To define effects of phosphorylation by PKC on ChAT function, we investigated the relationship between phosphorylation at certain residues or combinations of residues and enzymatic activity. Taken together, the [³²P]phosphate incorporation data support results from the phosphopeptide analysis, and when viewed with activity data several interesting pieces of information emerge (results are shown in Fig. 4, b and c). First, incubation of wild-type ChAT with cPKC leads to substantial [³²P]phosphate incorporation and a 2-fold increase in catalytic activity. Second, of the single-site mutants studied (mutants A, B, C, and D), all have reduced [³²P]phosphate incorporation, from a 20% decrease in T255A-ChAT (mutant D) to over 90% decrease in S476A-ChAT (mutant C). However, of these mutants only S440A-ChAT (mutant A) has reduced basal activity compared with wild-type enzyme. Moreover, cPKC-mediated activation was retained in S346/347A-ChAT (mutant B) and T255A-ChAT (mutant D), but attenuated in S440A-ChAT and abolished in S476A-ChAT. Third, of the multiple-site mutants studied (mutants E, F, G, and H), those with S440A or S346/347A (mutants F, G, and H) have substantially less basal activity than wild-type ChAT. Incubation of mutants F, G, or H with cPKC did not alter catalytic activity relative to the non-phosphorylated proteins. These mutations decreased [³²P]phosphorylation by 60% compared with control for mutant F with Ser-476 and Thr-255 intact, to about 100% for mutant H with all sites mutated. Thus, some mutations, for example mutant F, may lower basal ChAT activity in a nonphosphorylation-dependent manner, perhaps by causing a conformational change in the protein that affects catalysis. Finally, mutation of Ser-476 (mutant C) almost completely abolished phosphorylation in vitro by cPKC but, importantly, was not accompanied by a change in enzyme activity. Addition of T255A to S476A-ChAT (mutant E) abolished ChAT phosphorylation, indicating that residual phosphorylation of S476A-ChAT is on Thr-255; this is supported by observations with mutants G and H in which the four serine residues were mutated in the absence or presence of the T255A mutation, respectively. Interestingly, mutant E had catalytic activity not different from wild-type ChAT, even though phosphorylation by cPKC was abolished and activity of mutant E was not enhanced by cPKC.

Importantly, phosphorylation of ChAT by PKC was regulated hierarchically through Ser-476; mutation of Ser-476 Ala (mutant C) blocked phosphorylation by cPKC on Ser-346, Ser-347, and Ser-440. Compared with multiple phosphopeptides resulting from phosphorylation of wild-type ChAT by cPKC, a single low abundance phosphopeptide was obtained when S476A-ChAT was incubated with cPKC (Fig. 5a). Phosphoamino acid analysis identified this as phosphothreonine. Mutation of Thr-255 Ala in S476A-ChAT abolished phosphorylation, thus confirming identity of this threonine (data not shown).
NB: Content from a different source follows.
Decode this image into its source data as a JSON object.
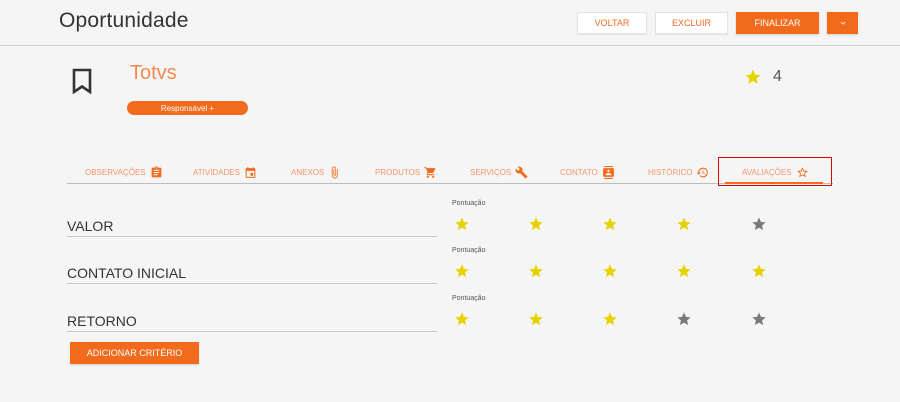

View larger version (32K): [in this window] [in a new window]   FIG. 5. Phosphorylation, but not activity, of ChAT is partially recovered by substitution of Ser-476 by glutamate. a, purified bacterially expressed wild-type and mutant ChAT proteins (3 µg) were incubated under phosphorylating conditions with PKC, then digested with trypsin for two-dimensional phosphopeptide analysis. Representative phosphopeptide maps are shown for wild-type, S476A- and S476E-ChAT following phosphorylation by cPKC (upper panel) and nPKC (lower panel). Phosphorylation of Ser-440 is partially reconstituted in S476E-ChAT seen as phosphopeptide spots that co-migrate with spots 1, 3, and 5 of wild-type ChAT. A small amount of phosphate incorporation corresponding to Thr-255 is seen in cPKC phosphorylated S476A-ChAT (spot 12). nPKC-treated S476A- and S476E-ChAT do not yield detectable phosphorylation at any sites identified in wild-type ChAT. These data are representative of two independent experiments with similar results. b, ChAT specific activity was measured in lysates of IMR32 cells transiently expressing the proteins. Results are expressed as mean ± S.E. of four experiments. Statistically significant differences at p 0.05, denoted by asterisks, were determined by one-way ANOVA with Dunnett's post-hoc test compared with wild-type ChAT.

Partial recovery of phosphorylation of Ser-440 in S476E-ChAT did not translate to altered specific activity of this mutant protein. ChAT activity in lysates of IMR32 cells transiently expressing either S476A- or S476E-ChAT was significantly reduced compared with wild-type ChAT (Fig. 5b). This suggests that S476E-ChAT is not an effective substrate for PKC isoenzymes leading to reconstitution of the phosphorylation pattern of wild-type ChAT. Moreover, partial recovery of phosphorylation of ChAT expressed in cells was insufficient to restore control basal catalytic activity.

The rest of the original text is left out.